Q: Are you still working on any linguistic research?
Well, I can’t resist the urge to be a linguist here, and call attention to your use of the word “still” here as a presupposition trigger, which assumes that those who are engaged professionally have stopped researching.  [Touche! -ed.] As I do research on career and professional self-presentation, this has not stopped since I left academia, nor do I suspect that it will going forward, only that it might take different forms of expression, publication, and dissemination.

That said, I am actually composing the answer to your question here in the lobby of a hotel where I just presented my work on LinkedIn as part of a panel on social media at the American Anthropological Association.  I also have a book currently under review with Multilingual Matters Press, tentatively titled: Careers For Linguists: The Stories Behind the Search.

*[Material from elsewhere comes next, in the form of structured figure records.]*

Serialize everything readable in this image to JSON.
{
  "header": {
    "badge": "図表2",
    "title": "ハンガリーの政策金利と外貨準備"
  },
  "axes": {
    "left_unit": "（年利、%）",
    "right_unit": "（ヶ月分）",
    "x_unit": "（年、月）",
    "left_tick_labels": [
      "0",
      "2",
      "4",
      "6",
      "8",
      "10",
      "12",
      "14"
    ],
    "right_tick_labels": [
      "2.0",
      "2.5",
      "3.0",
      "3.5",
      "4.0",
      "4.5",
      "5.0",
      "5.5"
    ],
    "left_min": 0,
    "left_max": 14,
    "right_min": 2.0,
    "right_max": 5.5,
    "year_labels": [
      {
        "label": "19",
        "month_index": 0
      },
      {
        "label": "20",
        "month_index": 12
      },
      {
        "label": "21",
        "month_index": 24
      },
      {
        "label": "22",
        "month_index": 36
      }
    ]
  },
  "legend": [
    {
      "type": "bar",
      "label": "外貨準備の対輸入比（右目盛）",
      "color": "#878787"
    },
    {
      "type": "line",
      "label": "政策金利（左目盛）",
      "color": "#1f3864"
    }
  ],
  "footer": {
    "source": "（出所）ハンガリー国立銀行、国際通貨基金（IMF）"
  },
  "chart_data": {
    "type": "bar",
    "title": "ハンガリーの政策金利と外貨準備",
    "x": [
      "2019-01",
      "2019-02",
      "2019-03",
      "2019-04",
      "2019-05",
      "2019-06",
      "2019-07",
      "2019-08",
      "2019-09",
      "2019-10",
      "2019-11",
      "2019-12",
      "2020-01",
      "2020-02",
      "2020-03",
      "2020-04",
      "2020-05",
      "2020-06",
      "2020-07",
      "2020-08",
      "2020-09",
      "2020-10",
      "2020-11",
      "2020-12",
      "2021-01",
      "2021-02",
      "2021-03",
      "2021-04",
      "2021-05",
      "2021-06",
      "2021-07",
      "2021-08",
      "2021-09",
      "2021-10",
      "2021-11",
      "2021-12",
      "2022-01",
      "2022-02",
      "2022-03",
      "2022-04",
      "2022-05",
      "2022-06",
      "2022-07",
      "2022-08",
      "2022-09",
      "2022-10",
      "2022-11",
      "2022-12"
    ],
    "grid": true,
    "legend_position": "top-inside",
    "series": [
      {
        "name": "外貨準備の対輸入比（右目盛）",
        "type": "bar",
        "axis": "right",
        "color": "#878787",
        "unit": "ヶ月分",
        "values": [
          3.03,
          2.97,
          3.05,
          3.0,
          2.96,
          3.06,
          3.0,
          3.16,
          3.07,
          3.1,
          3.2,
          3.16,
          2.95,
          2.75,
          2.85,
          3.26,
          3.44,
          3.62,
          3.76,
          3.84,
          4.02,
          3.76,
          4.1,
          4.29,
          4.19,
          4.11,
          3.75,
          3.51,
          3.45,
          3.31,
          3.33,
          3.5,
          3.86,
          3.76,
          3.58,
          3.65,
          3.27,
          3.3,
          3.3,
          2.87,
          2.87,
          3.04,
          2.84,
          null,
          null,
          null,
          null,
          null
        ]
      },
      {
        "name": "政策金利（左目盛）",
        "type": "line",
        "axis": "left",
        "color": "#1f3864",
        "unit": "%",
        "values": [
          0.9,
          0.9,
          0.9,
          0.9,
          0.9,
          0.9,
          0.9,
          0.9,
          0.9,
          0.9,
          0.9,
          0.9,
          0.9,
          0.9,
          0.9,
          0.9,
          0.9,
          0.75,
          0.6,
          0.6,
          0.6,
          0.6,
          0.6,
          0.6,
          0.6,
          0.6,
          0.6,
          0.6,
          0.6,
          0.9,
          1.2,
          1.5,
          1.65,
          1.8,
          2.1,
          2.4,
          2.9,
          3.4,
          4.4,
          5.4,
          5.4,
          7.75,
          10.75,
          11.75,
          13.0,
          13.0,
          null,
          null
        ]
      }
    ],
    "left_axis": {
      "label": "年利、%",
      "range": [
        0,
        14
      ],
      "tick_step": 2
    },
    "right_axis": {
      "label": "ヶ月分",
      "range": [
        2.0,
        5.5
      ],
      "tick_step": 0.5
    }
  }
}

Q: What do you think is the biggest challenge facing the field of linguistics today?
At this point, you probably won’t be surprised to hear that I think it has to do with our need to be better at engaging the public in seeing the need for and applicability of our work.

Q: What, in your opinion, is the most important service the LSA provides to its members?  To the field?
To my mind, the most important service the LSA provides is community and connection.  Conferences, publications, workshops, institutes, the website: all of these serve as a means for all of us linguists to plug in with our community, whose importance cannot be underestimated.  We are only as strong as our community.  Also, the LSA provides a mechanism for us to be found, by prospective linguists, by members of the broader community, by members of the press, by potential research partners.

Q: Is there anything else you'd like to say to the LSA membership as a whole?
Our work is important, and worth taking the time to think about how to better communicate its applicability.